Article ID: | iaor2017871 |
Volume: | 68 |
Issue: | 2 |
Start Page Number: | 182 |
End Page Number: | 191 |
Publication Date: | Feb 2017 |
Journal: | J Oper Res Soc |
Authors: | Park Yongro, Kim Heeyoung, Kim Sungil |
Keywords: | vehicle routing & scheduling, simulation, statistics: inference |
In ocean transportation, detecting vessel delays in advance or in real time is important for fourth‐party logistics (4PL) in order to fulfill the expectations of customers and to help customers reduce delay costs. However, the early detection of vessel delays faces the challenges of numerous uncertainties, including weather conditions, port congestion, booking issues, and route selection. Recently, 4PLs have adopted advanced tracking technologies such as satellite‐based automatic identification systems (S‐AISs) that produce a vast amount of real‐time vessel tracking information, thus providing new opportunities to enhance the early detection of vessel delays.
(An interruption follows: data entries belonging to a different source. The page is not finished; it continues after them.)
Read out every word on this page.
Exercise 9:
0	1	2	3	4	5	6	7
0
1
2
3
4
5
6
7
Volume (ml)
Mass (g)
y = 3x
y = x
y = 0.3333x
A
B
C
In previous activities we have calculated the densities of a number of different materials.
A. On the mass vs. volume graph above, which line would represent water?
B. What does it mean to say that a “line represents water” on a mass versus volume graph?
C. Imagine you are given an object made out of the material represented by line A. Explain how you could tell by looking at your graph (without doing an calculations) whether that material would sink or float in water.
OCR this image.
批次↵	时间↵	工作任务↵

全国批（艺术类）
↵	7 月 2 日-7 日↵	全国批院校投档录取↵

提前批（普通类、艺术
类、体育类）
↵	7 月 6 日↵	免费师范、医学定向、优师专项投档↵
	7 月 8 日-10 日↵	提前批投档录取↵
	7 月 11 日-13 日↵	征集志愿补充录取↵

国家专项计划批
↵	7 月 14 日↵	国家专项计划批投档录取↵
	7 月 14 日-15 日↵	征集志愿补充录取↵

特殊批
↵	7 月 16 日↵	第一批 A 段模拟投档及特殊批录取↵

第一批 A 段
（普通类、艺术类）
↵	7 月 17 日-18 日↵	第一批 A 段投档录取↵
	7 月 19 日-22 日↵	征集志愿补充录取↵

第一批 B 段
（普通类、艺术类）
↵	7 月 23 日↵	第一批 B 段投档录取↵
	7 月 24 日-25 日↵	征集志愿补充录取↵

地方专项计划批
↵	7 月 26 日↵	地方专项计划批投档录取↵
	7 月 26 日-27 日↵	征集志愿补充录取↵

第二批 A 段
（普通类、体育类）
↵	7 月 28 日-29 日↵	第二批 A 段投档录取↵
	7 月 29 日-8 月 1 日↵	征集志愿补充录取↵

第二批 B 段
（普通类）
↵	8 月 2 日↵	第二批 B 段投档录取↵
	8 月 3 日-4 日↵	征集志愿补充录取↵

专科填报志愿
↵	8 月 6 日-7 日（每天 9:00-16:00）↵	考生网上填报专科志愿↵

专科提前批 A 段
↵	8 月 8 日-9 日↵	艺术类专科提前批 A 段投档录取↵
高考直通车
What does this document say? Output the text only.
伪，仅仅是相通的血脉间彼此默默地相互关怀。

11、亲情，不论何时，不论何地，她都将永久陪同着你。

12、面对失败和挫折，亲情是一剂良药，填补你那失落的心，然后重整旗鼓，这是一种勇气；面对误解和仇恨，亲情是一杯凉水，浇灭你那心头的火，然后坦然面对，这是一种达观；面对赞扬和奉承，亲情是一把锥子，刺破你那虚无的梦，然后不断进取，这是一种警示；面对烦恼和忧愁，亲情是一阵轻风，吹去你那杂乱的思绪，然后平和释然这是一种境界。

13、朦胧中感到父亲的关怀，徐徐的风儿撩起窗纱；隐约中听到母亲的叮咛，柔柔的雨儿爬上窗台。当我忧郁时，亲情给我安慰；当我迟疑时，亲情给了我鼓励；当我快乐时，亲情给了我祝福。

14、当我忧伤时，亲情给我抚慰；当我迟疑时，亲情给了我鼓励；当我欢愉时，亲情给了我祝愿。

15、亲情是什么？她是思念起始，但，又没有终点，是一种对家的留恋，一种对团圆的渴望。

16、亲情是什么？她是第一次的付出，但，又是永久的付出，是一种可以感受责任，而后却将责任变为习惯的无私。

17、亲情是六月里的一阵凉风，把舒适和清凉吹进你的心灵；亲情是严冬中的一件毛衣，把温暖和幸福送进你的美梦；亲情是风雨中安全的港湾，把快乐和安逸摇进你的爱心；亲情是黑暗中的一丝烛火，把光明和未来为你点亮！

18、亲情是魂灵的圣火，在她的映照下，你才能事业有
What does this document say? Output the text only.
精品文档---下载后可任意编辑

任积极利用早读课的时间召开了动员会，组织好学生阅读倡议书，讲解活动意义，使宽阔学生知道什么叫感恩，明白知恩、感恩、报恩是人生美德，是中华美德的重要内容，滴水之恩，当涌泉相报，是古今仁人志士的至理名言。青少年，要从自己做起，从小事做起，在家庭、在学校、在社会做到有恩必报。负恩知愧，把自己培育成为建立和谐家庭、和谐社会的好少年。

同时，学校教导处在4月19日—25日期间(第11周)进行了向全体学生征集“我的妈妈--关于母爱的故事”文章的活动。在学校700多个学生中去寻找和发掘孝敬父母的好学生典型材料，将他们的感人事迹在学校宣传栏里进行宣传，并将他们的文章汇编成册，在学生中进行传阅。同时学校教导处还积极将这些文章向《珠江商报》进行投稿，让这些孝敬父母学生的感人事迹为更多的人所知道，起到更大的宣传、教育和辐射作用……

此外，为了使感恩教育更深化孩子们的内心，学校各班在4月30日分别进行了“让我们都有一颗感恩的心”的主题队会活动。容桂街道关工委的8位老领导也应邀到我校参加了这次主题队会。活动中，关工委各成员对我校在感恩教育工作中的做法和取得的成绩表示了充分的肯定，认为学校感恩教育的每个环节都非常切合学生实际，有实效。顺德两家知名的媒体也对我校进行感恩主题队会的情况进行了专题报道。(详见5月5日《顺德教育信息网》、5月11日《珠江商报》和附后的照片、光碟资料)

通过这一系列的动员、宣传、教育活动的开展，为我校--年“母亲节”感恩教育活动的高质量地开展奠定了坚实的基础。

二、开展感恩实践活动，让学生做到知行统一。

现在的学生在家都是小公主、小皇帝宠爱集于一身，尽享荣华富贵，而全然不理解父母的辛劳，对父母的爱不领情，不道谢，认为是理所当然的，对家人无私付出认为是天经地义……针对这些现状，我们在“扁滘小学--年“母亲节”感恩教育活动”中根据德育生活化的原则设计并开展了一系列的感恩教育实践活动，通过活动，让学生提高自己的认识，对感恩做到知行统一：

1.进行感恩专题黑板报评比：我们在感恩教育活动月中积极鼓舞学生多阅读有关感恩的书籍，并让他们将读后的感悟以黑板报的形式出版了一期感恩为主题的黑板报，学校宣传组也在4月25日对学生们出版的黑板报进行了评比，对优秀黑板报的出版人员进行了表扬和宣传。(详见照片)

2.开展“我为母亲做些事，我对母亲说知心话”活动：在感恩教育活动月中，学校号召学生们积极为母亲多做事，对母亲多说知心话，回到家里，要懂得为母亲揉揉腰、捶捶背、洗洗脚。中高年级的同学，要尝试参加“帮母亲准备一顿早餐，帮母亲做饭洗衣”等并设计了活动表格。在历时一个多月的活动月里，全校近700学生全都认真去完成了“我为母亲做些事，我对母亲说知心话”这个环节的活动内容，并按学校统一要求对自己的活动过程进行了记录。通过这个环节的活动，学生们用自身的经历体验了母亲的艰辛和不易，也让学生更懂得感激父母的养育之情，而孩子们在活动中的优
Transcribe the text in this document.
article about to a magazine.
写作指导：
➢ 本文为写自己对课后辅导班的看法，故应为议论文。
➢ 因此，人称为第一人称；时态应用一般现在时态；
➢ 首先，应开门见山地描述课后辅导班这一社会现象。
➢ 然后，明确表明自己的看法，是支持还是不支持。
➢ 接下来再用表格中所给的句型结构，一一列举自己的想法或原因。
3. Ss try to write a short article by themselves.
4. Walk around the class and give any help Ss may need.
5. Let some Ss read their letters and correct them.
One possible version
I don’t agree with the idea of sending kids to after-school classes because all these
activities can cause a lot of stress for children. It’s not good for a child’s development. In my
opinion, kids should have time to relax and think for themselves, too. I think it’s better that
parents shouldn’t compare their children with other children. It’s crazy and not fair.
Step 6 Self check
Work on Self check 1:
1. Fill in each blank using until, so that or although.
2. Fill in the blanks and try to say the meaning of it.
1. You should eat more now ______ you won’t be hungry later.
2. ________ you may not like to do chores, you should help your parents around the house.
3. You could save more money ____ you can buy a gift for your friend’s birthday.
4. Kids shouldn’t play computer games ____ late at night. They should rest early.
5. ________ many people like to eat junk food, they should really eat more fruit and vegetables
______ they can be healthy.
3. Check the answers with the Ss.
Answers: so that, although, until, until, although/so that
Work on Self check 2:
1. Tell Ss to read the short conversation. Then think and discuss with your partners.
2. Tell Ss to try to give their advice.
This paper proposes a data‐driven method for the early detection of vessel delays: in our new framework of refined case‐based reasoning (CBR), real‐time S‐AIS vessel tracking data are utilized in combination with historical shipping data. The proposed method also provides a process of analyzing the causes of delays by matching the tracking patterns of real‐time shipments with those of historical shipping data. Real data examples from a logistics company demonstrate the effectiveness of the proposed method.